Terreno quemado por el incendio forestal en La Mierla, GuadalajaraEuropa Press

Pastos calcinados y ganado sin alimento: La Mierla deja al campo de Guadalajara contra las cuerdas

La Junta evaluará los daños explotación por explotación, garantiza el cobro de la PAC y prepara ayudas para agricultores, ganaderos y apicultores afectados

El incendio forestal de La Mierla ha dejado una profunda herida en el campo de la Sierra Norte de Guadalajara. A la pérdida de pastos se suman los daños en explotaciones, cultivos, colmenas, caminos rurales, abrevaderos y cerramientos. Un golpe que obligará a numerosas explotaciones ganaderas a afrontar gastos extraordinarios durante los próximos meses e incluso más de una campaña.

El Gobierno de Castilla-La Mancha ha comenzado a trabajar con las principales organizaciones agrarias para calcular el alcance real de las pérdidas y definir las ayudas que se incluirán en el Plan de Recuperación de la zona afectada por las llamas.

Representantes del Ejecutivo autonómico se han reunido este miércoles con APAG, UPA y COAG para escuchar sus propuestas y explicar el procedimiento que se seguirá para realizar un diagnóstico detallado de los daños.

La intención de la Junta es estudiar la situación «explotación por explotación y municipio por municipio», ante la enorme variedad de afecciones provocadas por el fuego. Los servicios técnicos continuarán visitando las explotaciones agrícolas, ganaderas y apícolas para comprobar sobre el terreno la pérdida de pastos, los desperfectos en instalaciones y cultivos y el incremento de los costes que deberán asumir sus propietarios.

Ayudas adaptadas a cada explotación

Las Oficinas Comarcales Agrarias de Cogolludo y Sigüenza también trabajarán con los ayuntamientos afectados para localizar los daños registrados en caminos rurales, abrevaderos, cerramientos y otras infraestructuras municipales situadas en suelo rústico.

El objetivo es completar durante las próximas semanas una primera evaluación mediante informes y actas técnicas que reflejen las pérdidas y cuenten con la conformidad de agricultores, ganaderos, apicultores y responsables municipales.

«Queremos que las ayudas respondan a las pérdidas reales de cada explotación y, para ello, lo primero es disponer de una valoración precisa, compartida con los afectados y realizada sobre el terreno», ha explicado el viceconsejero de Política Agraria Común y Política Agroambiental, José Manuel Martín Aparicio.

A partir de este diagnóstico, la Administración regional determinará las líneas de apoyo necesarias para reparar infraestructuras, compensar la desaparición de pastos y atender otros perjuicios derivados del incendio.

El cobro de la PAC está garantizado

Una de las principales preocupaciones del sector era la posibilidad de que los daños ocasionados por el fuego impidieran cumplir las condiciones exigidas para recibir determinadas subvenciones.
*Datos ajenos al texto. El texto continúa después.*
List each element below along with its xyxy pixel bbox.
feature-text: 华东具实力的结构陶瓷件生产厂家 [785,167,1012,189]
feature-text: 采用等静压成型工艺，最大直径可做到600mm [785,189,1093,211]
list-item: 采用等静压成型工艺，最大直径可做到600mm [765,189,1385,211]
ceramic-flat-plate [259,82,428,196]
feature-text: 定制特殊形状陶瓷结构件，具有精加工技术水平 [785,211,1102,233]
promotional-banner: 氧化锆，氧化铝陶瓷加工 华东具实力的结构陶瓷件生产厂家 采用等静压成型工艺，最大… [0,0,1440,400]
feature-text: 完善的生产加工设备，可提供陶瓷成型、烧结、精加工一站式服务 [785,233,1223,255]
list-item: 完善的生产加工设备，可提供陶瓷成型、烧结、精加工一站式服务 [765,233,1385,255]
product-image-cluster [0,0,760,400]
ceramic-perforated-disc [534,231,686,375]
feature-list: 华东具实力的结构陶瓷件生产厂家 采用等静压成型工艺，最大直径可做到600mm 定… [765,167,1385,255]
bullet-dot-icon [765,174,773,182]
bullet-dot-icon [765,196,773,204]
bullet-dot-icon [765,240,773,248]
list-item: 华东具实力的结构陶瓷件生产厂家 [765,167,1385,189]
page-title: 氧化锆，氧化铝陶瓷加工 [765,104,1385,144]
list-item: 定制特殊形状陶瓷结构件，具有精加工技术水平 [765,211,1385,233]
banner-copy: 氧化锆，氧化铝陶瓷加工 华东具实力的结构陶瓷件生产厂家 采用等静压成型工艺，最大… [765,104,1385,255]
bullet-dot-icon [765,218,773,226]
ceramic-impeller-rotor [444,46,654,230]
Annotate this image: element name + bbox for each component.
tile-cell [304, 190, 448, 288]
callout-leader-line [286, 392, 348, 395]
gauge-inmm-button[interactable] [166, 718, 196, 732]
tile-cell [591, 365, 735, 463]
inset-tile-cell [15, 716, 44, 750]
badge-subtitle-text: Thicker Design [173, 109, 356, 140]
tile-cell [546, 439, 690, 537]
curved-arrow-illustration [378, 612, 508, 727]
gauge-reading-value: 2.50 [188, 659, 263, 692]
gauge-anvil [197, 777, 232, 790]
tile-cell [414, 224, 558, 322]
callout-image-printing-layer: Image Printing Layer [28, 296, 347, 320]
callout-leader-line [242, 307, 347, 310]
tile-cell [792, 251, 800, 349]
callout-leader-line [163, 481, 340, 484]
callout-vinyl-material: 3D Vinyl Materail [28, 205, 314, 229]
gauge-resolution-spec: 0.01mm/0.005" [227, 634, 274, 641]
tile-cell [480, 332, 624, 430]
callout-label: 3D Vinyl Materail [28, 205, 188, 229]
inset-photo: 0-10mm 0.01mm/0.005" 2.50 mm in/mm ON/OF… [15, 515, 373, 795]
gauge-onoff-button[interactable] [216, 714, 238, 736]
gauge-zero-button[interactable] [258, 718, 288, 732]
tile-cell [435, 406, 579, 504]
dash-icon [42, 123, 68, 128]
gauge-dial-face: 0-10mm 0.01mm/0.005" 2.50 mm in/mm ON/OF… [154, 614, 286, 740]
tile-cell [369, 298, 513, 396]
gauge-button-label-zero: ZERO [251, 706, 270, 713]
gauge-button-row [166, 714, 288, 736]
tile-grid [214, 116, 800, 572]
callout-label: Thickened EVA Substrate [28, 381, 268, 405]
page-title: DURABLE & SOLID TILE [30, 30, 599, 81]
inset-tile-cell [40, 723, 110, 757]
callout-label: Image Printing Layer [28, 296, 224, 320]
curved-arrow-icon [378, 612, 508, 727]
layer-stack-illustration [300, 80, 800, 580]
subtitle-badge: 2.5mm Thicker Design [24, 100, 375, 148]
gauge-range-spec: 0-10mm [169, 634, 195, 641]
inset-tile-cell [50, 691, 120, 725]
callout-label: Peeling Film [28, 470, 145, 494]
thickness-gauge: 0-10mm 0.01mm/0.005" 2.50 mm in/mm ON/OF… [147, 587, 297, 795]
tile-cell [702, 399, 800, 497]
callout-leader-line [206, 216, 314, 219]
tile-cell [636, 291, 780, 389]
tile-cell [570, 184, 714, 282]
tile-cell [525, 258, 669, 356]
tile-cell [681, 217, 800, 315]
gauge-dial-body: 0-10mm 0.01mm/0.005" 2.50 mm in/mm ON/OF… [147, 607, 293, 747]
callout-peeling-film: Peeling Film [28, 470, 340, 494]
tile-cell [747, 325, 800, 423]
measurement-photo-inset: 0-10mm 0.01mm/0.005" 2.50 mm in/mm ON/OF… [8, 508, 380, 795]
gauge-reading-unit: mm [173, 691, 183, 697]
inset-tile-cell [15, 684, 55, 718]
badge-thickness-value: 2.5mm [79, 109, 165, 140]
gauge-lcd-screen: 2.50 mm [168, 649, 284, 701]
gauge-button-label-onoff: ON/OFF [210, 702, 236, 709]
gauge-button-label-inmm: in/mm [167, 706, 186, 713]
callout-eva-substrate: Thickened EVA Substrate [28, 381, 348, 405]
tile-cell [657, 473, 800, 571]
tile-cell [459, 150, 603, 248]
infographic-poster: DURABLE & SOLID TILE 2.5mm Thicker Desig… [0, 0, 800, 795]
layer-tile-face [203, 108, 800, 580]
La Junta ha garantizado que los agricultores y ganaderos afectados podrán cobrar las ayudas de la Política Agraria Común que les correspondan.

Las consejerías de Agricultura y Desarrollo Sostenible delimitarán el perímetro de las explotaciones dañadas y aplicarán, cuando sea necesario, la causa de fuerza mayor. De esta manera, el incendio no impedirá a los profesionales recibir el anticipo de la PAC de este año ni cumplir los compromisos vinculados a los eco-regímenes y las ayudas agroambientales.

Esta protección se extenderá también a las explotaciones afectadas por otros incendios forestales registrados en Castilla-La Mancha que hayan superado las cien hectáreas quemadas.

Alimento para el ganado

La pérdida de pastos ha dejado a numerosas explotaciones extensivas dependiendo del suministro exterior de alimento para mantener a sus animales. La Diputación de Guadalajara está financiando este abastecimiento, distribuido con la colaboración de organizaciones agrarias, empresas de alimentación animal y otros operadores del sector.

La Junta advierte de que la recuperación de los terrenos no será inmediata y de que algunas explotaciones podrían necesitar ayuda durante más de una campaña.

Estas medidas formarán parte del Plan de Recuperación de la Sierra Norte, coordinado por el vicepresidente primero de Castilla-La Mancha, José Luis Martínez Guijarro, después de las reuniones mantenidas con administraciones, ayuntamientos y sectores económicos y sociales afectados por el incendio.